St. Martin went to Calvert Hall and played soccer for Bill Karpovich and baseball for Joe "Snooky" Binder, two of the most successful coaches in the history of Baltimore high school sports. He then played soccer and baseball at Frostburg State College, graduating with a teaching degree in health and physical education.
"As far as the educational system, I grew up in it," said St. Martin. "I played for Karp. He helped me grow up and he showed me how and why education is important. For them [DC United Academy] to say high school soccer's just about the social aspect is not right; we do a lot more.
"There's an atmosphere where the teachers and student body support you in what is the ultimate goal -- college. And it mimics what college is going to be like. You play with kids of different ages. You exist on a social level with them. You may have a senior in high school playing with a freshman or sophomore and you may have that in college and if you're young, you have to learn to play with upperclassmen and vice versa.
"And we just don't see the kids on the field.
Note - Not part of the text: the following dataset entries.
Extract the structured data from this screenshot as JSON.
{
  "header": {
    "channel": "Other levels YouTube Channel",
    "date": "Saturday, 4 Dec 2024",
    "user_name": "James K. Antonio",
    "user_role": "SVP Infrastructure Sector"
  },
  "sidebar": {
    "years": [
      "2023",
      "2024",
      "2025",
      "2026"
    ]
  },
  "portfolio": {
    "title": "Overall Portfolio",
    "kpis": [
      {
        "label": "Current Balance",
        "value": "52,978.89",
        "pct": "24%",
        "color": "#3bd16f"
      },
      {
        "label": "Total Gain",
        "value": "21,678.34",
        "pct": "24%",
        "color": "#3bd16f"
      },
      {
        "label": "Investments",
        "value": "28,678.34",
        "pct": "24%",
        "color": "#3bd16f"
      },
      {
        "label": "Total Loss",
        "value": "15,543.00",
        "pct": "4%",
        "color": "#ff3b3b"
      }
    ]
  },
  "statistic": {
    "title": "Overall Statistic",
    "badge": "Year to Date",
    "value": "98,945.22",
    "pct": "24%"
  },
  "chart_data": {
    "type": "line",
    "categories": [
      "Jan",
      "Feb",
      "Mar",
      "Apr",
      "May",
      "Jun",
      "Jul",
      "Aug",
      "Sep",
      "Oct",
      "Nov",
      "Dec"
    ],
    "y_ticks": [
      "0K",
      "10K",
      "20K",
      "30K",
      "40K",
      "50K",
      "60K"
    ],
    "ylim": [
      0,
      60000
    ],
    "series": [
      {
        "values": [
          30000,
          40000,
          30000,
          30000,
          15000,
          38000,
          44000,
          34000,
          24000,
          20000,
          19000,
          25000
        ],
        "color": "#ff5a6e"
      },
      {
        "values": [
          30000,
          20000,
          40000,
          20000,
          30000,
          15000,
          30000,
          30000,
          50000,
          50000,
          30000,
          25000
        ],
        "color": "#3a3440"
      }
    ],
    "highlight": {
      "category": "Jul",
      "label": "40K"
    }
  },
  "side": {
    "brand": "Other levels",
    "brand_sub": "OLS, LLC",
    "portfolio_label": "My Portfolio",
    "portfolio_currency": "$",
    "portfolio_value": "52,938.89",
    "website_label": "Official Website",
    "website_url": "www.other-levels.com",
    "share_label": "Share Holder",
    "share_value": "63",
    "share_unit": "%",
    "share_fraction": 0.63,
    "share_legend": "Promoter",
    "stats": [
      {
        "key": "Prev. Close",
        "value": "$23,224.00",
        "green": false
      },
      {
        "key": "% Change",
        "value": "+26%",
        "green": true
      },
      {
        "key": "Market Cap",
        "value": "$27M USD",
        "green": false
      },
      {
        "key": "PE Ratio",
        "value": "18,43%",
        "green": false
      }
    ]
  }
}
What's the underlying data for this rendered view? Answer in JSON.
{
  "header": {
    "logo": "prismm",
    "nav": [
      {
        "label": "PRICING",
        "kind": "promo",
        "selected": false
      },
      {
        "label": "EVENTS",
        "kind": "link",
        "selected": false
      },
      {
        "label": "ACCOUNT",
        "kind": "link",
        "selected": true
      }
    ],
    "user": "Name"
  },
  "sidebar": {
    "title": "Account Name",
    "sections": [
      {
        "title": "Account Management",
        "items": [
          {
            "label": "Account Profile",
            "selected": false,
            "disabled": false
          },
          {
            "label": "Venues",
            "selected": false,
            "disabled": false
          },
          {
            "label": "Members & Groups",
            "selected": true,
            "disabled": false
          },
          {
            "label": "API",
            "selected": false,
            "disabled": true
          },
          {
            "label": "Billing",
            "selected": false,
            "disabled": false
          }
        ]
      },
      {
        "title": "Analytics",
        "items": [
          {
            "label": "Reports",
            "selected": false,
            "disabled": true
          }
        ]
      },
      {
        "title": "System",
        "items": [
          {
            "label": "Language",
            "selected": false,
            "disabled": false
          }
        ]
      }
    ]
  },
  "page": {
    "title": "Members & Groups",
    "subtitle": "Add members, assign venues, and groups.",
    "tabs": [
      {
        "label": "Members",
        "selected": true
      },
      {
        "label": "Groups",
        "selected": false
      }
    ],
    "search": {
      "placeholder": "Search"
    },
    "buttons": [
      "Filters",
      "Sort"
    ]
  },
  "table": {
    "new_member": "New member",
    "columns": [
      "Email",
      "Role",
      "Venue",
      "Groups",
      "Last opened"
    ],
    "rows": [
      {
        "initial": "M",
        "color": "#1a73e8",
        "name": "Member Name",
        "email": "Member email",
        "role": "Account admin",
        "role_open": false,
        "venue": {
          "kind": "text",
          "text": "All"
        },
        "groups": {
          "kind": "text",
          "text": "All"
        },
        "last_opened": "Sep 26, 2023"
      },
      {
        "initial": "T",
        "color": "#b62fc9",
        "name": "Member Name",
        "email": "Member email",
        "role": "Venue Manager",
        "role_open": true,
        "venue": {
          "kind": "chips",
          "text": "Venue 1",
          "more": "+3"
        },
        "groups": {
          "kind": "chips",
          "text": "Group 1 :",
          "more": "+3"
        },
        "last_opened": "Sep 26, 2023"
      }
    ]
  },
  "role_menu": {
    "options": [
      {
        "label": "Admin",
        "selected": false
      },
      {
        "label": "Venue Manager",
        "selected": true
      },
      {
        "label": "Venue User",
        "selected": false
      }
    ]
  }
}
Kids are always coming into my office, talking about family things and what's going on in their lives. A teacher will come up to me and ask me to have a word with a kid who's struggling in class. Keeping their grades up is a huge aspect of what coaches do in high school. We do a lot of teaching off the field. It's not just about what goes on from 3 to 5 o'clock."
And it's that academic element St. Martin says is what separates high school sports from club and AAU sports.
"The clubs are selling pro soccer as the ultimate goal to the parents, the ultimate dream," said St. Martin. "But what is the percentage of kids playing pro soccer? It's very low. We emphasize college. And you don't even have to want to play soccer in college to be a very good, well-rounded student-athlete. We monitor their grades, set up interviews with schools. There's so many studies done that show kids who play a sport in high school do better during the season academically than when the season's over.
"We had a kid who left us to play for a club team. His mom told me he wasn't going to play high school ball so he could concentrate on getting his grades up. When he was playing jayvee ball for us, he was carrying a 3.0 GPA. She told me he was struggling so I had her read off his grades. In season, when he was playing for us, they were A's and B's. When soccer was over they fell to C's and D's, so that argument doesn't stand about taking time off to get the grades up."
St. Martin's argument is shared by high school coaches and administrators throughout the state. But the lure of the college scholarship and possible professional contracts is extremely enticing to parents whose youngsters are exceptional players.
"Club soccer has its niche and is very important," said St. Martin. "It's huge. But the kids are being put in a position to make a choice and that's a shame."